Depuis lors ce modèle est une référence et sert de repère à qui veut reconstituer les étapes de l’évolution d’une région au Pléistocène. Ainsi, dans les régions aujourd’hui arides et semi-arides, les phases glaciaires et interglaciaires ont été qualifiées, dans un premier temps, de pluviaux et d’interpluviaux. Au Maroc, par exemple, la première tentative d’établissement d’une chronologie du Pléistocène, réalisée dans les années 1950 par G. Choubert et al., corrélait des phases dites « pluviales » (plus humides), de sédimentation, aux périodes glaciaires traditionnelles, et des phases dites « interpluviales » (plus sèches), de creusement, aux interglaciaires. Cette première théorie a ensuite été remise en cause, des recherches ayant montré que les variations climatiques responsables de l’allure des formes pléistocènes s’exerçaient dans des cadres morphologiques différents et que l’on ne pouvait donc pas corréler telle forme et tel climat (Beaudet et al., 1967).

À la suite des travaux de G. Beaudet et al. (op. cit.), G. Beaudet (1971), et de J. Martin (1981), J.-P. Texier et al. (1985) ont proposé une nouvelle chronologie fondée sur la théorie de la bio-rhexistasie. Les auteurs constatent une corrélation entre les interpluviaux (ou arides) et les périodes glaciaires et entre les pluviaux (ou interarides) et les périodes interglaciaires. La différence fondamentale réside dans le type de climat supposé régner au moment des pluviaux et interpluviaux. Durant les périodes glaciaires, le Maroc aurait connu un climat sec, une végétation clairsemée sur les versants et un dépôt corrélatif en fond de vallée ; durant les périodes interglaciaires le climat aurait été plus humide, permettant à une végétation de s’établir sur les pentes et aux cours d’eau de creuser.

Cet exemple illustre la difficulté, pour un modèle, de prétendre à l’universalité. Cependant, s’il peut être remis en cause sur certains points, sa validité conceptuelle n’est pas critiquée, en particulier parce que le rythme des phases morphoclimatiques du Pléistocène est un fait avéré dans de nombreuses régions du monde.

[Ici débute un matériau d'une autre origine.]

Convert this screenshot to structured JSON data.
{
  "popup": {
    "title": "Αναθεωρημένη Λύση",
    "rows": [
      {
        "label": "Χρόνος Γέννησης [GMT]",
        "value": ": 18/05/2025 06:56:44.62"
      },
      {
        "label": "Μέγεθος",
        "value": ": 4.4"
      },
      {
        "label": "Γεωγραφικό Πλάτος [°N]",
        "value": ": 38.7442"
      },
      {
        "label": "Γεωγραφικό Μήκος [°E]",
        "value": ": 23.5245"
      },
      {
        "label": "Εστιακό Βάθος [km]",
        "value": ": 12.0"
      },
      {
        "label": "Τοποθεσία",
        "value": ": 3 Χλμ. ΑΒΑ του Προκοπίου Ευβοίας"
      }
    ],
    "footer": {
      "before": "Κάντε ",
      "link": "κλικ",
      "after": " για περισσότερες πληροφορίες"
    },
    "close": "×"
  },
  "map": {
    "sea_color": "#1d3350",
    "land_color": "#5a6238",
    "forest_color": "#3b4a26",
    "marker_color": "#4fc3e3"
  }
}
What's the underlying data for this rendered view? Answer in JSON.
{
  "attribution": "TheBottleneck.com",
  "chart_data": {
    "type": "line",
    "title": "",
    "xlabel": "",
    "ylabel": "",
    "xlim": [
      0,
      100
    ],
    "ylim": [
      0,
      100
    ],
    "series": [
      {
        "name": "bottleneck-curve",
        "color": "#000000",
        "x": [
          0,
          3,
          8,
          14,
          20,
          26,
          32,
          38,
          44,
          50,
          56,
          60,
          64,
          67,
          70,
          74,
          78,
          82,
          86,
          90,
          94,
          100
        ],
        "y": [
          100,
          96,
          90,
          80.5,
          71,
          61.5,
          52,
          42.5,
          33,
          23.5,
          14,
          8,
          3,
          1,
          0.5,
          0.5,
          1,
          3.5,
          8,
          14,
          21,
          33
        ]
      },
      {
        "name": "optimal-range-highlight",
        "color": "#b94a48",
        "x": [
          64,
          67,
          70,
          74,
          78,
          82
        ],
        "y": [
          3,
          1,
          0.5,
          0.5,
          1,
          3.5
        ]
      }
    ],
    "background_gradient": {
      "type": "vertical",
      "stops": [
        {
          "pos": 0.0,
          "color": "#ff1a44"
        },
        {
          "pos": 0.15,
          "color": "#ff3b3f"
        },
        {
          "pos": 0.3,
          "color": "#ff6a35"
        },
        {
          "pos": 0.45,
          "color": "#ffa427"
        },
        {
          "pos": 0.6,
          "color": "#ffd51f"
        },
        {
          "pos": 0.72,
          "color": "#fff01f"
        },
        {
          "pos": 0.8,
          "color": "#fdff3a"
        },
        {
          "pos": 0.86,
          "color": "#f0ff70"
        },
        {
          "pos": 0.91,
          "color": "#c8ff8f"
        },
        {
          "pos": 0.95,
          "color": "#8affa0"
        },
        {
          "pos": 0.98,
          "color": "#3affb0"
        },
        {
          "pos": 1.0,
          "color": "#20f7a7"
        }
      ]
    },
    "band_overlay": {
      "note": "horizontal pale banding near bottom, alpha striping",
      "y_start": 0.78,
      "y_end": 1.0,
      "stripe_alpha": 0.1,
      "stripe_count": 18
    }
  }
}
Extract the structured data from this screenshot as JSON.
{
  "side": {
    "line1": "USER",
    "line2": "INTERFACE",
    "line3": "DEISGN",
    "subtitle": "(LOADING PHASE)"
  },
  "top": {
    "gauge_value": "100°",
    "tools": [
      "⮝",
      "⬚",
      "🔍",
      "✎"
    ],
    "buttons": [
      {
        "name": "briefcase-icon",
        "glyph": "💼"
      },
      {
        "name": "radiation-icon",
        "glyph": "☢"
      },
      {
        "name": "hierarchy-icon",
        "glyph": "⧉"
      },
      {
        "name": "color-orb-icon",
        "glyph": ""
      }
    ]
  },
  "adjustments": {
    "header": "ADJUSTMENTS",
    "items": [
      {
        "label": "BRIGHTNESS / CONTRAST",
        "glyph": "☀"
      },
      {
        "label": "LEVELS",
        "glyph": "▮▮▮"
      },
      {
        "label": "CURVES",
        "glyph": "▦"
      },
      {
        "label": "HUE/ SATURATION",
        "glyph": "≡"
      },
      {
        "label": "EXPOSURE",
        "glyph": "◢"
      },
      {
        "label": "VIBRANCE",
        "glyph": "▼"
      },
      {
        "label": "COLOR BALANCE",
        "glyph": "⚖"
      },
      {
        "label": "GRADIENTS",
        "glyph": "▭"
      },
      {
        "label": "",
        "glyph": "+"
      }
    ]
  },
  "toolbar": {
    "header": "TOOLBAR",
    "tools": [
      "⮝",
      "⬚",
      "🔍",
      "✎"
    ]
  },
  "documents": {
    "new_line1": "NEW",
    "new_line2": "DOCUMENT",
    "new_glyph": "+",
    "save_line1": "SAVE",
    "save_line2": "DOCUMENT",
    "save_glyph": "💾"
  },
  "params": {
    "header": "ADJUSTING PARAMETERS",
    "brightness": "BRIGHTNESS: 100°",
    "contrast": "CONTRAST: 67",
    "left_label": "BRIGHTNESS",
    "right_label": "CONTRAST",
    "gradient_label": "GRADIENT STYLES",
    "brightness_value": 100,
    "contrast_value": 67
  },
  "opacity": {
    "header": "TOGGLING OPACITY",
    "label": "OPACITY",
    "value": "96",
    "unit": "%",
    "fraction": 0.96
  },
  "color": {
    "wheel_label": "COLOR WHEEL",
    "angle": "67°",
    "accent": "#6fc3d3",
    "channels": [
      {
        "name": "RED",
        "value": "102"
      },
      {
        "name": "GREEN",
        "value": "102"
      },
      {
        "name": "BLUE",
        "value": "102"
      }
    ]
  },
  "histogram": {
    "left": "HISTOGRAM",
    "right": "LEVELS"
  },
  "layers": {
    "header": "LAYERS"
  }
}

Nous verrons que la chronologie du Pléistocène en Syrie et les théories relatives aux cycles morpho-climatiques sont spécifiques à cette région, tout en étant fondés sur le modèle présenté plus haut.

Notes
100.

Les Alpes à l’âge glaciaire.

101.

Les recherches océanographiques ont permis d’élaborer une chronologie fondée sur le rapport entre deux isotopes de l’oxygène appelée chronologie isotopique. L’eau de mer, constituée essentiellement d’oxygène de masse atomique 16, contient également une petite quantité (0,2 %) d’oxygène 18, plus lourd. L’eau qui s’évapore au-dessus de l’océan à un rapport 18O/16O plus faible que celui de l’eau de mer parce que l’oxygène 18, plus lourd, s’évapore plus difficilement. Lors des périodes glaciaires, la glace qui se forme sur les continents est pauvre en 18O, tandis que l’eau de mer s’enrichit en 18O. Il en est de même pour les micro-organismes qui vivent dans ces eaux (diatomées, foraminifères notamment). Les fluctuations du rapport 18O/16O observées dans les carottes marines reflètent donc les oscillations des calottes glaciaires. Grâce aux progrès concomitants des techniques de datation (14C, Uranium/Thorium), des datations absolues ont pu être associées à ces courbes dessinant les oscillations 18O/16O. La première constatation est la présence de cycles réguliers de glaciation/déglaciation tous les 100000 ans. Au sein de ces cycles les courbes montrent un grand nombre de stades intermédiaires (réchauffement/refroidissement), démontrant une grande instabilité climatique au Pléistocène. Par convention, on a attribué des nombres pairs aux phases glaciaires et des nombres impairs aux phases interglaciaires (d’après P. Sanlaville 2000).